Friday, January 08, 2016

SW:TFA

Amid all the holiday travel, I managed to see Star Wars: The Force Awakens, and have been considering what to say about it. I find I don't really have much.

(1) The story's not very original, of course, but the characters are excellent. This is seen in any number of ways. The most obvious is that they don't whine -- even Kylo Ren doesn't really whine, despite the fact that he often looks like he wants to do so. We've had whining characters in Star Wars from the beginning; Luke spent a lot of time whining, and Anakin took whining to the level of a performance art.

They also don't respond in wooden ways, which is a massive improvement as well. Just the acting and character direction on their own make the movie better than any of the prequels. One of the things that makes the movie is that Finn and Rey, without either of them being in any way goofy characters, do ebullience very well. My favorite moment in the movie is when Rey manages to bypass the technobabble-thingamajig and she is practically sparkling with triumph, which sets up Han's dry, understated reaction to it perfectly.
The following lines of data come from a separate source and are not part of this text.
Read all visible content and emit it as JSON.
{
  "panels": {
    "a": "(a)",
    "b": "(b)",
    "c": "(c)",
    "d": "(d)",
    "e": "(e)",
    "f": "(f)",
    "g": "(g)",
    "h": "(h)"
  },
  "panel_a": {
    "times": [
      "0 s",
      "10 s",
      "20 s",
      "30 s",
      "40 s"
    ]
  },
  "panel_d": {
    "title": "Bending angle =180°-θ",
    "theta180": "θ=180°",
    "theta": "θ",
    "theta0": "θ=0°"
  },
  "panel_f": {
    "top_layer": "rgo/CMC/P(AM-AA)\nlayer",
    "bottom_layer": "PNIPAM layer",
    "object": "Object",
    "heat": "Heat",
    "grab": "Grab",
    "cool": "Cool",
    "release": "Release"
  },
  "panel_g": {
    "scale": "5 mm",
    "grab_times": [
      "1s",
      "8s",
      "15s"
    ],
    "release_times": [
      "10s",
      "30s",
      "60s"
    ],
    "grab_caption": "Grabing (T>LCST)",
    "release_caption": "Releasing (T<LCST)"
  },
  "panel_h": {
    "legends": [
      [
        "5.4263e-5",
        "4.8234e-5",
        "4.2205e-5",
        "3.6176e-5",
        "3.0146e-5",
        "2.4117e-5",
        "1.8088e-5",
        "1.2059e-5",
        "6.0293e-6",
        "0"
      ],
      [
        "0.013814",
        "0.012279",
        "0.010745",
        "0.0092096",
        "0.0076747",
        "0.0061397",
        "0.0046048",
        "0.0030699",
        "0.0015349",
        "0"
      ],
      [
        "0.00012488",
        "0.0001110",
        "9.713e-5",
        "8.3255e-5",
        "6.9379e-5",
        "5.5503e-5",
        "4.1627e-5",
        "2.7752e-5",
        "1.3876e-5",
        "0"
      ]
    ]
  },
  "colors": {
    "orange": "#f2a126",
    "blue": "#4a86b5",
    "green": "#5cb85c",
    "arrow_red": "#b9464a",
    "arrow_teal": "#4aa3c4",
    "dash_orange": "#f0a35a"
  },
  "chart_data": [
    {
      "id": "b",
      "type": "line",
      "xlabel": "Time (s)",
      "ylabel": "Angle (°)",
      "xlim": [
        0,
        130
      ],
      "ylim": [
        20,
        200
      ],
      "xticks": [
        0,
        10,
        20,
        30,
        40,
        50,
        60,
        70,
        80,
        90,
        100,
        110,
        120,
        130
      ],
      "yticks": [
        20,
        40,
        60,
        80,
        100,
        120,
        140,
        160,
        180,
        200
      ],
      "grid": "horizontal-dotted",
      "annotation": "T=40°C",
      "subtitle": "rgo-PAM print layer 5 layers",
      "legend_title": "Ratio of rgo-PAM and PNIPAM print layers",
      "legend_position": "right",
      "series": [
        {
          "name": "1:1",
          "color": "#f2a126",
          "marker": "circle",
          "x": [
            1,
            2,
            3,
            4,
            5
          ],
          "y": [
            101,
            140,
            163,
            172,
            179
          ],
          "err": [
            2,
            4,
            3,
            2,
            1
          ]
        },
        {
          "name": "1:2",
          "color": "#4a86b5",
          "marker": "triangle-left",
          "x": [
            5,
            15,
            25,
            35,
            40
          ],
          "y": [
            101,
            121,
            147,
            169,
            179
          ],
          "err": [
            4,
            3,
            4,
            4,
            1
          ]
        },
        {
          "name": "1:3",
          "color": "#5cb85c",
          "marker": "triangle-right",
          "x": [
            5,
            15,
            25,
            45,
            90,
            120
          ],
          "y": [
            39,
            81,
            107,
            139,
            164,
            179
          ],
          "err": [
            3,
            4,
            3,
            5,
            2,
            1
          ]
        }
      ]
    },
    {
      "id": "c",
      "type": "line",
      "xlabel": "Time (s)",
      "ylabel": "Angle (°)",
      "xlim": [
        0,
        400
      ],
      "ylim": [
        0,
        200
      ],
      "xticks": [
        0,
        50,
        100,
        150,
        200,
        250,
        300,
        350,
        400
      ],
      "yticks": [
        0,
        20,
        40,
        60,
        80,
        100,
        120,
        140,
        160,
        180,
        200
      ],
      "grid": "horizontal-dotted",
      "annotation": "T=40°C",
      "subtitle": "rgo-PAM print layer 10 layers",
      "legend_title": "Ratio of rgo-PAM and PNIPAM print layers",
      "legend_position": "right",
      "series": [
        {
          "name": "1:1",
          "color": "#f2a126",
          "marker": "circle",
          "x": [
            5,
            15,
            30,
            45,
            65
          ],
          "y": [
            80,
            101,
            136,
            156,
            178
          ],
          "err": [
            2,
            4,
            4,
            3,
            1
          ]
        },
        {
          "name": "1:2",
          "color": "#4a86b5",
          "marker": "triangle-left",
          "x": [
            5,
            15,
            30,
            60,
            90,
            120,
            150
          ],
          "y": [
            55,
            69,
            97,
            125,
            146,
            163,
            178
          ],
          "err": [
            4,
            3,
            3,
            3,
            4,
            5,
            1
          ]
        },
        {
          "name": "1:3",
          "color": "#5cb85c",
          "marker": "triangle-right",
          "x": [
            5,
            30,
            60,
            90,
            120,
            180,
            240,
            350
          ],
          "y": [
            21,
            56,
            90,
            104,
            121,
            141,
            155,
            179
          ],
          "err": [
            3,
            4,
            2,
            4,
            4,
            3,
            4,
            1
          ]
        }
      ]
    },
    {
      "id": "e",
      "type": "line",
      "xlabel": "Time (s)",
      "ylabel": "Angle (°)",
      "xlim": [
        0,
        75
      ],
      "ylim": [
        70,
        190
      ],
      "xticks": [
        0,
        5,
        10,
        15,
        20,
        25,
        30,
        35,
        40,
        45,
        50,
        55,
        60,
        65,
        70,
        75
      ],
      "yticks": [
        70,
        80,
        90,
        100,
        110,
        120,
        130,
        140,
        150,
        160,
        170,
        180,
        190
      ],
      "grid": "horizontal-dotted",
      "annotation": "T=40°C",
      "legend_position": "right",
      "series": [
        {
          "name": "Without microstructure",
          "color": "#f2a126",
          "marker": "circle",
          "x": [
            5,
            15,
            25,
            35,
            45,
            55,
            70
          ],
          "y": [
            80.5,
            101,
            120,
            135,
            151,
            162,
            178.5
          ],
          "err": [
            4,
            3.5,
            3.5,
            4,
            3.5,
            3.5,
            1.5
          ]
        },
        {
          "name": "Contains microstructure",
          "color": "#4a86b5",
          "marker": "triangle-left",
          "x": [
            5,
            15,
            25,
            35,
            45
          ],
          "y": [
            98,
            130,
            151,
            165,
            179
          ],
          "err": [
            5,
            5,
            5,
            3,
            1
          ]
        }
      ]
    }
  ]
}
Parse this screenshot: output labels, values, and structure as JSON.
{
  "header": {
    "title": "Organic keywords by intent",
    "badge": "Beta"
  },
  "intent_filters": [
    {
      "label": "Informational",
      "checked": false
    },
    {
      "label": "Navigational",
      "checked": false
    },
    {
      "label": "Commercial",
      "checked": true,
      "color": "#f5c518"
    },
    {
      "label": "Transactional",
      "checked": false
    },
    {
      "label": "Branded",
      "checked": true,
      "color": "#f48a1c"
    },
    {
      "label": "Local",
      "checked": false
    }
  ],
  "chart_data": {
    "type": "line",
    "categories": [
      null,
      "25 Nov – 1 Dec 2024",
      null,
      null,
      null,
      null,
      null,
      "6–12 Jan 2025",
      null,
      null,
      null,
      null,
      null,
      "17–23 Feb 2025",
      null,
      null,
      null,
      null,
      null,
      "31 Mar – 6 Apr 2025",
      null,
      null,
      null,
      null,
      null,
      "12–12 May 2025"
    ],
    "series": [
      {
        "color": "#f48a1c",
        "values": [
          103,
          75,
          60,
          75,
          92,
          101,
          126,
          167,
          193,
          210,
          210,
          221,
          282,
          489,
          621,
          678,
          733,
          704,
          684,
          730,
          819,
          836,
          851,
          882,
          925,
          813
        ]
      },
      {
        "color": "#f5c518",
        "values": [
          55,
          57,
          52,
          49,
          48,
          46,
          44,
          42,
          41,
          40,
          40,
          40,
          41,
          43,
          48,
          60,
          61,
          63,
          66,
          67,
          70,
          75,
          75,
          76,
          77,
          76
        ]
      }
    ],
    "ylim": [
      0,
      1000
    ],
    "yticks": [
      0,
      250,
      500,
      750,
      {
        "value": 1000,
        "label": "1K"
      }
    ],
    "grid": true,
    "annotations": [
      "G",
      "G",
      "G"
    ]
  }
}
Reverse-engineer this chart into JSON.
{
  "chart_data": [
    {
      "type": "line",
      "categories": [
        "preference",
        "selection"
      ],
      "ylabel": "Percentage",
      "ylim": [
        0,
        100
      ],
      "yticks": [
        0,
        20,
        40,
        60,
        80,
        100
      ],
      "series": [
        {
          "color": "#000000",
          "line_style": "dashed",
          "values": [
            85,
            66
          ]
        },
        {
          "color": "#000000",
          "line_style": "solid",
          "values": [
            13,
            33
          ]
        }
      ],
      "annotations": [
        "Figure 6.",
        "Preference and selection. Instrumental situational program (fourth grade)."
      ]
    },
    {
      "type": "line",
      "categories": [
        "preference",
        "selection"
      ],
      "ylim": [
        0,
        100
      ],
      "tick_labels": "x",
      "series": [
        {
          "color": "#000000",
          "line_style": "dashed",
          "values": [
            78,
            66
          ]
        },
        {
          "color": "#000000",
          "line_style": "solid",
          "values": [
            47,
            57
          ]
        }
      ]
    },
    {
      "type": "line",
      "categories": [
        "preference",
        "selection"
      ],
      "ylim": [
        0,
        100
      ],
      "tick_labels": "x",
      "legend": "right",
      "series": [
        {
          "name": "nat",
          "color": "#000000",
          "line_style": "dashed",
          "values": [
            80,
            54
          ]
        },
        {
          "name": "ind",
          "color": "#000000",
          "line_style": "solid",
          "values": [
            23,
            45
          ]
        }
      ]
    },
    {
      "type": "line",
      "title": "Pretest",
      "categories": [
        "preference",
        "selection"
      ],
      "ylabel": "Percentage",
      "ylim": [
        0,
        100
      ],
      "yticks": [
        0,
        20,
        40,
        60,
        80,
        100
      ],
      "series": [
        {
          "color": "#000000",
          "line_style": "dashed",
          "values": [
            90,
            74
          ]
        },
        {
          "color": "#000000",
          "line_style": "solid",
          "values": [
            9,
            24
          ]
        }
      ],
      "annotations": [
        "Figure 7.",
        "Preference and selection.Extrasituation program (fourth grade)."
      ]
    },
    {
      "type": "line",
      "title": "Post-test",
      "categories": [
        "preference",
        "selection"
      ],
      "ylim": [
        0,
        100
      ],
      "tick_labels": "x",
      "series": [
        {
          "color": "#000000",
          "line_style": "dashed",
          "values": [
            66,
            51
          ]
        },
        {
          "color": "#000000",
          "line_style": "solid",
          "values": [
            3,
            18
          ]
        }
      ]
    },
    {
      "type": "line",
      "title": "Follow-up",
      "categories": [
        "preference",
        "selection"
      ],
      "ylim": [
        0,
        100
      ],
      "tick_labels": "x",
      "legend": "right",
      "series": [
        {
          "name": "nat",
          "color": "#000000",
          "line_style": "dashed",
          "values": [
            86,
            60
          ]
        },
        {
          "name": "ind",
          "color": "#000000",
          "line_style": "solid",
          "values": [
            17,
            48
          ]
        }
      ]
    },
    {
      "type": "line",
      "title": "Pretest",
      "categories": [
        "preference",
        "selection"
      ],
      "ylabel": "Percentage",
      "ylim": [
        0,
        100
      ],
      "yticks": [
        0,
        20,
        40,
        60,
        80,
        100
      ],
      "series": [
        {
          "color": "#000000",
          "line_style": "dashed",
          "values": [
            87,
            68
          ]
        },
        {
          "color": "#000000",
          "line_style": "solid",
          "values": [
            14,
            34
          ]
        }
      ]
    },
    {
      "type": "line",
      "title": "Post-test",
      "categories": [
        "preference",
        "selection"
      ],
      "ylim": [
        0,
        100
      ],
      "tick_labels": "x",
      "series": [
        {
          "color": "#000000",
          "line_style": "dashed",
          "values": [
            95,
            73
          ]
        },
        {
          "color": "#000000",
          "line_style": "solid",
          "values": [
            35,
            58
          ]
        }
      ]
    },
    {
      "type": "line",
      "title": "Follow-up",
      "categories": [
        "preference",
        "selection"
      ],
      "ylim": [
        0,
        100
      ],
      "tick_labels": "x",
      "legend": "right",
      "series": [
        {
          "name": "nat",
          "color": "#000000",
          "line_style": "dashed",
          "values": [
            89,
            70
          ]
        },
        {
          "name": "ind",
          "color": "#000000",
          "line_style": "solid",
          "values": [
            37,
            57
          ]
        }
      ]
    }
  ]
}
(2) The theme of the movie is the danger of fear; it pops again and again as something that holds us back from good. And their doing so is generally handled well, and in ways suitable to the characters. And it's notable that what both Rey and Finn need to overcome their very different fears is friendship -- both of them escape their fears when they are put in situations in which they realize they can no longer use being alone in the world as an excuse.

(3) There are some weaknesses. The battle and duel choreography have nothing of the excellence of the best fights of the earlier movies, for instance. Even minor fights in the prequels, for instance, were better choreographed than anything here. (It does help a lot that the movie makes it easier to care about the characters involved in these sequences. That was the problem with the prequels -- carefully choreographed fights between characters with whom we had little connection in circumstances that usually seemed not to matter much. And one of the worst choreographed fights in all of the movies, that between Darth Vader and Obi-Wan Kenobi in Episode IV, is one of the best fights of all, precisely because it is between characters who really matter under circumstances that really matter and is played out in a way that continues to matter for the story. There's nothing on that level here, but it does at least avoid the sterility of the prequels.)